De nombreuses craquelures de glaçure sont présentes sur ce produit. Lorsqu’il est accroché au mur, ces craquelures ne se remarquent pas à une distance d’environ 2 mètres.
Le produit que vous commandez est une céramique d’Iznik entièrement faite à la main. Comme vous le savez, les céramiques sont recouvertes d’une glaçure. Cette glaçure peut se craqueler ; pour la céramique d’Iznik, il s’agit d’un phénomène naturel. Des craquelures de glaçure sont également visibles sur les céramiques d’Iznik de la mosquée Selimiye historique. Une craquelure de glaçure n’est absolument pas un défaut.
Shahdar, c’est-à-dire les craquelures dans la céramique, est un mot ottoman signifiant ramifié. Dans les œuvres en céramique, les fissures qui apparaissent sur la glaçure, verre fondu, sous l’effet de l’humidité sont appelées shahdar.
Toute céramique peut un jour former un shahdar : certaines en quelques jours, d’autres après des siècles. Ce phénomène ressemble aux rides inévitables que nous portons en vieillissant.
Les artistes de l’époque ottomane attribuaient un sens différent à chaque motif et à chaque couleur qu’ils appliquaient sur la céramique. Pour le shahdar, ils disaient : de même que la peau de l’être humain se ride en vieillissant, la céramique se couvre de shahdar.
Chaque céramique d’Iznik est unique, comme une empreinte digitale.

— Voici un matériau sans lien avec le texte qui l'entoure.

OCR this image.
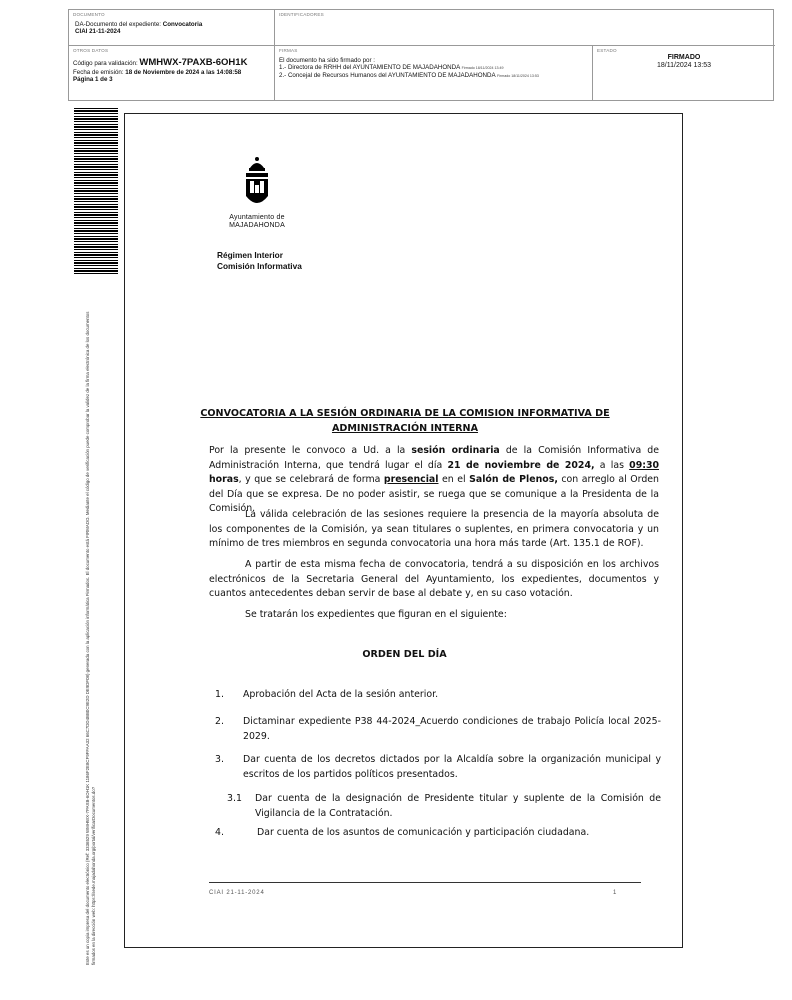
DOCUMENTO
DA-Documento del expediente: Convocatoria
CIAI 21-11-2024
IDENTIFICADORES
OTROS DATOS
Código para validación: WMHWX-7PAXB-6OH1K
Fecha de emisión: 18 de Noviembre de 2024 a las 14:08:58
Página 1 de 3
FIRMAS
El documento ha sido firmado por :
1.- Directora de RRHH del AYUNTAMIENTO DE MAJADAHONDA Firmado 18/11/2024 13:49
2.- Concejal de Recursos Humanos del AYUNTAMIENTO DE MAJADAHONDA Firmado 18/11/2024 13:53
ESTADO
FIRMADO
18/11/2024 13:53
Este es un copia impresa del documento electrónico (Ref: 3336529 WMHWX-7PAXB-6OH1K 1186F2E8CF9FFAA32 66C7DD4BB0C9E2D DE9DF08) generada con la aplicación informática Firmadoc. El documento está FIRMADO. Mediante el código de verificación puede comprobar la validez de la firma electrónica de los documentos firmados en la dirección web: https://sede.majadahonda.org/portal/verificarDocumentos.do?
Ayuntamiento de
MAJADAHONDA
Régimen Interior
Comisión Informativa
CONVOCATORIA A LA SESIÓN ORDINARIA DE LA COMISION INFORMATIVA DE ADMINISTRACIÓN INTERNA
Por la presente le convoco a Ud. a la sesión ordinaria de la Comisión Informativa de Administración Interna, que tendrá lugar el día 21 de noviembre de 2024, a las 09:30 horas, y que se celebrará de forma presencial en el Salón de Plenos, con arreglo al Orden del Día que se expresa. De no poder asistir, se ruega que se comunique a la Presidenta de la Comisión.
La válida celebración de las sesiones requiere la presencia de la mayoría absoluta de los componentes de la Comisión, ya sean titulares o suplentes, en primera convocatoria y un mínimo de tres miembros en segunda convocatoria una hora más tarde (Art. 135.1 de ROF).
A partir de esta misma fecha de convocatoria, tendrá a su disposición en los archivos electrónicos de la Secretaria General del Ayuntamiento, los expedientes, documentos y cuantos antecedentes deban servir de base al debate y, en su caso votación.
Se tratarán los expedientes que figuran en el siguiente:
ORDEN DEL DÍA
1. Aprobación del Acta de la sesión anterior.
2. Dictaminar expediente P38 44-2024_Acuerdo condiciones de trabajo Policía local 2025-2029.
3. Dar cuenta de los decretos dictados por la Alcaldía sobre la organización municipal y escritos de los partidos políticos presentados.
3.1 Dar cuenta de la designación de Presidente titular y suplente de la Comisión de Vigilancia de la Contratación.
4.	Dar cuenta de los asuntos de comunicación y participación ciudadana.
CIAI 21-11-2024	1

Même si le même produit est refait avec le même dessin, il ne peut pas être exactement identique.
La pièce que vous regardez actuellement ne pourra pas être reproduite à l’identique.
Si ce modèle correspond à votre besoin, nous vous conseillons de le choisir pendant qu’il est disponible.
La valeur des céramiques d’Iznik ne baisse pas avec le temps ; elles ne se démodent pas et ne vieillissent pas comme un objet ordinaire. Elles peuvent devenir un héritage artistique transmis de génération en génération.